This number force was described by ACP Medrington in the oddly titled, A Dozen of Magic for Practical Conjurors, 1917, p. 31. While the stack was identical to what would later be called the “14/15 Force”, Medrington's stack guaranteed a force of the number fourteen every time. This was due to the use of short cards to guide the cut.
The idea became more widely used in the 1920s. Stewart James notes that the stack was in use within an H. S. Paine release from 1922; see Stewart James: The First Fifty Years, 1989, p. 151. Walter B. Gibson also used such a stack in “A Marvelous Prediction,” published in his book Popular Card Tricks, 1928, p. 38. Theodore Annemann does the same in the context of the trick “The Premier Book Test,” published in Annemann's Mental Mysteries, 1929, p. 1, and later in Encyclopedia of Card Tricks, 1936, p. 221.

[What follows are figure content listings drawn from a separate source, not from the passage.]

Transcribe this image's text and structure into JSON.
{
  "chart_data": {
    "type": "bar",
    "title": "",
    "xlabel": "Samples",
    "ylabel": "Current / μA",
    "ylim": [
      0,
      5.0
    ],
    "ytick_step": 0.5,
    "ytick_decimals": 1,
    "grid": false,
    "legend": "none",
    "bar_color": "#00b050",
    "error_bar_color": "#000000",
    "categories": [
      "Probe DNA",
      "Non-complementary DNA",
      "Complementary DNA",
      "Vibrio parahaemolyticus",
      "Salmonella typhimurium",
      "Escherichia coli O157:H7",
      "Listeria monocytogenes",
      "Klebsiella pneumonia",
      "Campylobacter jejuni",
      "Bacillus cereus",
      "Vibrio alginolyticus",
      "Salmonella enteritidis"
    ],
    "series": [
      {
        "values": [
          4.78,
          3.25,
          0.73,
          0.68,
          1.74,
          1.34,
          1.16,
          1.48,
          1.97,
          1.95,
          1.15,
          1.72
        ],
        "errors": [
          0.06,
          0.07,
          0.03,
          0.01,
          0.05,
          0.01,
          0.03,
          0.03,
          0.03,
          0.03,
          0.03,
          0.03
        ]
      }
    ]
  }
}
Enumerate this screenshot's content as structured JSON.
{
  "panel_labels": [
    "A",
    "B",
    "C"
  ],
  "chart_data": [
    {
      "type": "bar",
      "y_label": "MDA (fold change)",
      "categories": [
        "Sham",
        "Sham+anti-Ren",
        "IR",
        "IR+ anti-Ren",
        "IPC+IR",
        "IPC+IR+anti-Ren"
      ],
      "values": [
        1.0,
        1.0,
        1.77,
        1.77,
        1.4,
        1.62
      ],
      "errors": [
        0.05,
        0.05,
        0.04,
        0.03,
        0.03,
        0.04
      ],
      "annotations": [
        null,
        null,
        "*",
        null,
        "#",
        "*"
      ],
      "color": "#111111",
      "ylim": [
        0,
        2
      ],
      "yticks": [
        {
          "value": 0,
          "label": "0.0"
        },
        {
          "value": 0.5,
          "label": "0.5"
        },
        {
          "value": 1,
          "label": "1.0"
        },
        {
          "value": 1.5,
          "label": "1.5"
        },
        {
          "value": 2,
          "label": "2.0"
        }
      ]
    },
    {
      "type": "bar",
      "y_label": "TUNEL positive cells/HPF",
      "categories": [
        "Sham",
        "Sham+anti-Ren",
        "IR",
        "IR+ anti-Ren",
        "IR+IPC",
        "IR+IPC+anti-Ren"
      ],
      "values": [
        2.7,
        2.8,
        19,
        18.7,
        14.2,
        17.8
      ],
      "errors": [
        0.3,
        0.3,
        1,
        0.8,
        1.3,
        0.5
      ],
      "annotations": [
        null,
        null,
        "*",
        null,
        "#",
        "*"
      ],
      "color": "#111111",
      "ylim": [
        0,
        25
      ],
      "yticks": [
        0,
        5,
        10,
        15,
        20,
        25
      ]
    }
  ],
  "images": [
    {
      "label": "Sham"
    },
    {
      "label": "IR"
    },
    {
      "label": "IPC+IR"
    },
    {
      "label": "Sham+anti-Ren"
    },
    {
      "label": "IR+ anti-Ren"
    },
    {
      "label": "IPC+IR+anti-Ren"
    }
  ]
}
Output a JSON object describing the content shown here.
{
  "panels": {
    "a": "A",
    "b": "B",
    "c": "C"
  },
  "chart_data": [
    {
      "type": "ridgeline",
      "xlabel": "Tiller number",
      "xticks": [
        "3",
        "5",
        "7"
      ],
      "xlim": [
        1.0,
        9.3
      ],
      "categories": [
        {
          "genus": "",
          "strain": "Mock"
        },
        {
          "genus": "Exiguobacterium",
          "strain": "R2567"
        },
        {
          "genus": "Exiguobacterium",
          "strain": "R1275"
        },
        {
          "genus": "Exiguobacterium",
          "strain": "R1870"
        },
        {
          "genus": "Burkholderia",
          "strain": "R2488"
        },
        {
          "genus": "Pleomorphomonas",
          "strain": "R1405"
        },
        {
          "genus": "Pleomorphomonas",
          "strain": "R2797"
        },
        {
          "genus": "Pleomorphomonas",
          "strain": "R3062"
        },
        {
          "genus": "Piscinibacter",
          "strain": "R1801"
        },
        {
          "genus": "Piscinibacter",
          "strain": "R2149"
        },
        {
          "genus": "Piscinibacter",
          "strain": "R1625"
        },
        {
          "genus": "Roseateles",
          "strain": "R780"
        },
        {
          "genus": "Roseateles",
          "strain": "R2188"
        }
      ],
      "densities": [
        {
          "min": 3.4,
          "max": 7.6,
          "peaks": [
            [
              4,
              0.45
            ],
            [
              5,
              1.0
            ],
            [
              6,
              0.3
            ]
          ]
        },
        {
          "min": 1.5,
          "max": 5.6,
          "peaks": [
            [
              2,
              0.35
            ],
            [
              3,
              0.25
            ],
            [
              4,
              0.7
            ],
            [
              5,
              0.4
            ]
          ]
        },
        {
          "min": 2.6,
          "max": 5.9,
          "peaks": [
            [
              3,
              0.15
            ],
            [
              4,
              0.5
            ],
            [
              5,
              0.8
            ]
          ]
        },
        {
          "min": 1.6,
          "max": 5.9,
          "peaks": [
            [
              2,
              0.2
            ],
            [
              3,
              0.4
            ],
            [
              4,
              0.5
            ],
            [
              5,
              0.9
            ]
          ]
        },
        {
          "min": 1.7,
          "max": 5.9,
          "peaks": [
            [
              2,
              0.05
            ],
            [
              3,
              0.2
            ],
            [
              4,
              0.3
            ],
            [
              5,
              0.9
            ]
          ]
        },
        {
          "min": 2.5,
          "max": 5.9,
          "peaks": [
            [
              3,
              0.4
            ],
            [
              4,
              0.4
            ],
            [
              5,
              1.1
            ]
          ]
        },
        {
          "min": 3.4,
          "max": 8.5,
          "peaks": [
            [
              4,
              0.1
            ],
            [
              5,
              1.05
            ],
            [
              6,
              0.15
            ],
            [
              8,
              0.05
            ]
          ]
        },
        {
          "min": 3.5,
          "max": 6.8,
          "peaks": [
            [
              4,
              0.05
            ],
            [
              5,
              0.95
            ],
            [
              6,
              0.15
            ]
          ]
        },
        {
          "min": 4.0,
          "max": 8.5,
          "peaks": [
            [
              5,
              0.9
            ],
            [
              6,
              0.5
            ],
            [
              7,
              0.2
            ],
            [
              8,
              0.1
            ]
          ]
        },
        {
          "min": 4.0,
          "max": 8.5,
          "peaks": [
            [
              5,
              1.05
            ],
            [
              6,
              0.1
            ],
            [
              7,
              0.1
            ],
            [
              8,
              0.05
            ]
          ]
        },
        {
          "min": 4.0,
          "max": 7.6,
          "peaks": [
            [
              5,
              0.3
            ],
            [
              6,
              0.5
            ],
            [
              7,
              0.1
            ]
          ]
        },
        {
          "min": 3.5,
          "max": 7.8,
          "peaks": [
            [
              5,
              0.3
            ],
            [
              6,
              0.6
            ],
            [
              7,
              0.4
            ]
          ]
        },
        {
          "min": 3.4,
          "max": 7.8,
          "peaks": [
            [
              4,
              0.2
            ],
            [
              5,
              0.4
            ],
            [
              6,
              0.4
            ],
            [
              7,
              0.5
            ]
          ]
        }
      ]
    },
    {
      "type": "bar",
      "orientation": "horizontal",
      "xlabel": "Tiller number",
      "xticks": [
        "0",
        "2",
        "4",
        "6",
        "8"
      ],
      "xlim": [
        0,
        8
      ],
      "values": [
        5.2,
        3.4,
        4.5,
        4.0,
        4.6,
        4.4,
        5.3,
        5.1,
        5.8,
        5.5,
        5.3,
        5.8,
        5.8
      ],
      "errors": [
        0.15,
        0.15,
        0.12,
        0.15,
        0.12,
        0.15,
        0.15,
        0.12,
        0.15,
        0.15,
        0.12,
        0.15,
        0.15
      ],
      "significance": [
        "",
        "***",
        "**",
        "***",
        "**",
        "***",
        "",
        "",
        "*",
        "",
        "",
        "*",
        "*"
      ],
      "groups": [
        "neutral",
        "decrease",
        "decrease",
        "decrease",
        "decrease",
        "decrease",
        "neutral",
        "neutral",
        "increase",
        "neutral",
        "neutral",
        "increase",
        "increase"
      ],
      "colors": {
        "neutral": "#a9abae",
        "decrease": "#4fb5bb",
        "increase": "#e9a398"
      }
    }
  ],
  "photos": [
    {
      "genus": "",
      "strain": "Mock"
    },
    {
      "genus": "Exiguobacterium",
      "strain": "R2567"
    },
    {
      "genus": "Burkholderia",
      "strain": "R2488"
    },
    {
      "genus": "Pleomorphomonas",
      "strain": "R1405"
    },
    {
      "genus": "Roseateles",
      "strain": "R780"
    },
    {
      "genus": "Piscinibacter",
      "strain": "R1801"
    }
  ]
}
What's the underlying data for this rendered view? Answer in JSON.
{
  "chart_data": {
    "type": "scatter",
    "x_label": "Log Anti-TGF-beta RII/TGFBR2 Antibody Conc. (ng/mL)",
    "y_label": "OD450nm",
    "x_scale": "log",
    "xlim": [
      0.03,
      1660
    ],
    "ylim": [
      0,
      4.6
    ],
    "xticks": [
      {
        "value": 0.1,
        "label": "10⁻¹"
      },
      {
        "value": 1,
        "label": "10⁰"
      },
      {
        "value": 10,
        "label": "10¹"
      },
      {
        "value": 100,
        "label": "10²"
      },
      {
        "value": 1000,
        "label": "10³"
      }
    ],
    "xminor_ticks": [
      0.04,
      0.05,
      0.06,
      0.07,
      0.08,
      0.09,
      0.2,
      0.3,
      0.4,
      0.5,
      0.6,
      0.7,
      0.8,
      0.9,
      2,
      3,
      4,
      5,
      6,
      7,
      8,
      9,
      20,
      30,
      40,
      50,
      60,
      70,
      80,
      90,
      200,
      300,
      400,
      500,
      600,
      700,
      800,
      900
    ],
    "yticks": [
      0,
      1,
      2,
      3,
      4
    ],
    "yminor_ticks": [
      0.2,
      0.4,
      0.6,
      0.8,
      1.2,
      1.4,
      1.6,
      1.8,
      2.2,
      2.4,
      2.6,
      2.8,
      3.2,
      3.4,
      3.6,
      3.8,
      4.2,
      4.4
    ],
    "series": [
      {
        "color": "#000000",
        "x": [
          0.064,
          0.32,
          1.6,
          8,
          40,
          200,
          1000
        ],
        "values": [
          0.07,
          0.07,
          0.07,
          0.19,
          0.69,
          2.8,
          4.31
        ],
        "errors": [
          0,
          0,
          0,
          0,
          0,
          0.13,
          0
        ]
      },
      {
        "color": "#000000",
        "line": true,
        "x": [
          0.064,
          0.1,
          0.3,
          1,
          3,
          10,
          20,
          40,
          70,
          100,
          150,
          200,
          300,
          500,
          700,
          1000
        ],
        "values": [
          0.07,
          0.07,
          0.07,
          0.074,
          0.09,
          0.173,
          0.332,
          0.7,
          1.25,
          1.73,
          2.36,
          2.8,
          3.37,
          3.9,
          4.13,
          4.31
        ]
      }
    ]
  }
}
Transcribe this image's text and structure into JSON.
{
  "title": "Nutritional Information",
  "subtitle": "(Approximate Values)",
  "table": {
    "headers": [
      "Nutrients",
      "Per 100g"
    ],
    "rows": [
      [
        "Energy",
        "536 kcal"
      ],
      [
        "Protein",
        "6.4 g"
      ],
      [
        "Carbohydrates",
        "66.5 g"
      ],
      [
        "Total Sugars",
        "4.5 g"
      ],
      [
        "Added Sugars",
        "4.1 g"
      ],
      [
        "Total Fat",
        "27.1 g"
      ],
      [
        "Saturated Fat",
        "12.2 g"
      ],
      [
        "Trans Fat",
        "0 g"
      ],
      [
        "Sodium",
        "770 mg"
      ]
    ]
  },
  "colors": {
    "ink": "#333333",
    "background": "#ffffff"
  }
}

Karl Fulves, in Prolix, No. 5, 2009, p. 287, points out that Charles Jordan was an early pioneer of the general principle, with tricks such as “Psychic Prediction” and “Fate and the Joker” from Four Full Hands of Down to the Minute Magical Effects, 1922, p. 34 and 35 from the 1947 edition, respectively. Fulves also points out T. Page Wright's “A Prophetic Card Discovery” in The Sphinx, Vol. 23 No. 3, May 1924, p. 88, which relies on a 14/15 stack. Wright in turn cites an unspecified trick of William Larsen, which Fulves surmises may be “Prophesied Discovery” in Glenn Gravatt's Second Encyclopedia of Card Tricks, 1936, p. 76. This is a good guess on Fulves's part because Wright and Larsen actually teamed up to release The L.W. Card Mysteries, n.d. (c. 1928), p. 3 of the second edition, where they taught that very trick, “A Prophesied Discovery”. Larsen's trick, however, doesn't use the 14/15 stack. Instead, it uses a different stack to achieve a similar end result. Instead of cutting, the stack allows piles to be dealt with different numbers of cards in each. No matter which pile the spectator picks up, all the values add up to ten.